The sixth-ranked Tar Heels (27-7) looked to be on their way to a second win against their rival this week, taking a 61-48 lead on a Kennedy Meeks layup with about 13 minutes remaining as they dominated the paint in the game's first 27 minutes.
But the Blue Devils (26-8) used their 15-2 run highlighted by Allen knocking down a corner triple and Kennard's four-point play to pull within two with 10:21 remaining.
A Frank Jackson triple from the right wing—again after Allen collapsed the defense—then gave Duke its first lead at 66-65 with 9:02 left in the contest as the Blue Devils finally started stringing together stops, holding North Carolina to 2-of-9 shooting during the run as it shut off the paint.
Head coach Mike Krzyzewski said he wanted his team to finally get Allen, Kennard, Tatum and Jackson all in rhythm at the same time, and that was the case in the second half. Despite an 0-of-5 start, Jackson scored 15 second-half points to play his part in the rally.
As Duke rode its four potent scorers to 59.1 percent second-half shooting, the Tar Heels floundered with point guard Joel Berry II out with four fouls, making just 28.6 percent of its attempts after halftime. ACC Player of the Year Justin Jackson shot just 6-of-22 as the Blue Devils’ offense fueled their defense a day after the reverse was true.
The tying run started with a Tatum dunk and Krzyzewski timeout to implore his team to make a bigger push. Forty seconds later, Kennard’s four-point play had Duke within seven.
“[The four-point play] was the play of the game for us,” Krzyzewski said. “Jayson's move and [Allen and Kennard]—these two guys are very, very special competitors. And then we just fought, and it worked out.”
The Tar Heels were too strong inside to stay silent in the paint, forcing Tatum's fourth foul at the 7:34 mark before Britt tied the game shortly after. Tatum’s fourth came after Jefferson also had to sit out following a fourth personal with 9:41 remaining.
Despite that adversity, Jackson gave his team the lead right back with a lefty layup inside, then Allen set up Kennard for another left wing 3-pointer to put Duke up by five.
That's when it happened.
Giles—who played major second-half minutes for the second straight game—finally had his shining moment, rejecting a shot on one end, sprinting on the other end and throwing down a ferocious alley-oop with less than 5:30 remaining to complete the 7-0 run.

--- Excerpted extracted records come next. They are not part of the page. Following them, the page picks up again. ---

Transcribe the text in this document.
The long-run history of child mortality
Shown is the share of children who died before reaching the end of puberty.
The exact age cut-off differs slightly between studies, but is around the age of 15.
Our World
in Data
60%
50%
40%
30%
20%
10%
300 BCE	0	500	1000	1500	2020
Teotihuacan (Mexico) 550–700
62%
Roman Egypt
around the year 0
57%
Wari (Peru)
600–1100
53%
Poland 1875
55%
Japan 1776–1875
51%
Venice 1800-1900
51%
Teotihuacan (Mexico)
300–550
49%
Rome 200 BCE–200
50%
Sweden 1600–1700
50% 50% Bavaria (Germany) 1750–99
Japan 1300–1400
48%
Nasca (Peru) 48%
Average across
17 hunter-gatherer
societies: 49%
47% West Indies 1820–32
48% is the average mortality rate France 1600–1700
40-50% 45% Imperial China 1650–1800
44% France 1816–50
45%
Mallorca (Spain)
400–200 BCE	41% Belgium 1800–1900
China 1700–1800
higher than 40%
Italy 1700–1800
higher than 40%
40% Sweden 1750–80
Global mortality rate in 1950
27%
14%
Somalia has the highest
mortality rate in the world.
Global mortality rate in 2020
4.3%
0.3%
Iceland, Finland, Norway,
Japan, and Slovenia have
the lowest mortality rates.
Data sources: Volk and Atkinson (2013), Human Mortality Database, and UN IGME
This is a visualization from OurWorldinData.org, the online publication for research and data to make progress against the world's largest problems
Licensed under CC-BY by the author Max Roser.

Giles finished with a career-high four blocks to go with six points and seven boards in the win.
The Blue Devil team many expected entering the season had finally come together in the second half Friday night.
“Once I got rolling, I could stop thinking, just went out there and played ball and just do what I do and just have fun with it too,” Giles said.
North Carolina came out of the gates strong to begin the game, never letting Duke get comfortable early on, starting the game on a 10-4 run by pounding the ball inside and relentlessly forcing the ball in the paint as Allen made his first four 3-pointers to keep his team close.
The Jacksonville, Fla., native seems to be embracing his new role off the bench, and looked as good as he has all year to prevent his team from getting knocked out in the opening 20 minutes.
“It's just coming in and trying to explode. I've been able to do that the last two days, and I want to continue to do that,” Allen said.
Although the Tar Heels stretched the lead to 13 with 2:21 left in the first half, Tatum quickly got the Blue Devils back within striking distance with a personal 7-1 spurt to end the half.
Despite another strong start from North Carolina in the second half, Duke was able to weather the storm and mount a double-digit comeback for the second straight day.
And now it will have the chance to become the first team ever to win four games in four days to win the ACC tournament Saturday night at 9 p.m. against No. 3 seed Notre Dame.
“We’ve been coming for a long time, and we’re not there yet, but we’ve been fighting,” Jefferson said. “We’ve been learning how to fight together, and that’s a beautiful thing.”